As expert corporate paralegals and small business advisors, we provide authoritative, deeply researched information to guide New Mexico businesses through complex compliance requirements. However, this guide is intended for informational purposes only and does not constitute legal, tax, or accounting advice. While we strive for accuracy, laws and regulations can change, and their application may vary based on specific circumstances. We strongly recommend consulting with a qualified attorney, accountant, or other professional advisor to address your specific situation and ensure full compliance with the Corporate Transparency Act and all applicable federal and state laws.

FREQUENTLY ASKED QUESTIONS

Does the New Mexico Secretary of State handle BOI reports?

No. The New Mexico Secretary of State's office is solely responsible for state-level business registrations, annual reports, and other state-mandated filings. Beneficial Ownership Information (BOI) reports are a federal requirement under the Corporate Transparency Act (CTA) and must be filed directly with the U.S. Department of the Treasury's Financial Crimes Enforcement Network (FinCEN) through their secure online system, the Beneficial Ownership Secure System (BOSS). The Secretary of State in New Mexico does not collect, process, or store BOI.

Are there any fees to file a BOI report?

No, there are no federal government filing fees associated with submitting your Beneficial Ownership Information (BOI) report to FinCEN. While you may incur costs if you choose to engage third-party services (such as a law firm, accountant, or a filing company) to assist with the preparation and submission of your report, FinCEN itself does not charge for this mandatory federal filing.

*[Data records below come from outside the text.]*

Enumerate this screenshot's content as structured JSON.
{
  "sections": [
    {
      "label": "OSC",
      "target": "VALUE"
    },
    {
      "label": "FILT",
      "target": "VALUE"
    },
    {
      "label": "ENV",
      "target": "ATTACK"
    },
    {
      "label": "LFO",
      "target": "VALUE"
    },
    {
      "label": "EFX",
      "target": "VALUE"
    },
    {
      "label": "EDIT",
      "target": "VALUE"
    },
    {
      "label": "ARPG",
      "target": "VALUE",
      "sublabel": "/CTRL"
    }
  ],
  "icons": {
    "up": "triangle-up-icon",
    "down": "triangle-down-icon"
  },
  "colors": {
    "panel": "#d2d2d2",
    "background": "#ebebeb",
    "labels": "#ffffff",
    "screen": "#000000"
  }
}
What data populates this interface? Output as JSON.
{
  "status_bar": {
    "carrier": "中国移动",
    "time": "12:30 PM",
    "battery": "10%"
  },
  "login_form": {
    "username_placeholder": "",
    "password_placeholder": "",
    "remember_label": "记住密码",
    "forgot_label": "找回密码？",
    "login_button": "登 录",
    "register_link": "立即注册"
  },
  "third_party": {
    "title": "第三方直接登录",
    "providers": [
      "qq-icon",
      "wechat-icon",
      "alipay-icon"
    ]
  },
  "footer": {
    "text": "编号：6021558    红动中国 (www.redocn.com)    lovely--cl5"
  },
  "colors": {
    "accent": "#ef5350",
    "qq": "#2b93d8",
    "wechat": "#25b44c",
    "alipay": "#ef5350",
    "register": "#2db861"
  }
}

What happens if I don't file my BOI report?

Failure to comply with BOI reporting requirements can lead to significant penalties. Deliberate non-compliance, including failing to file a report, providing false information, or willfully omitting information, can result in civil penalties of up to $500 per day for each day the violation continues, up to $10,000, and/or criminal penalties, including imprisonment for up to two years. It is crucial for all eligible New Mexico businesses to understand and adhere to these regulations.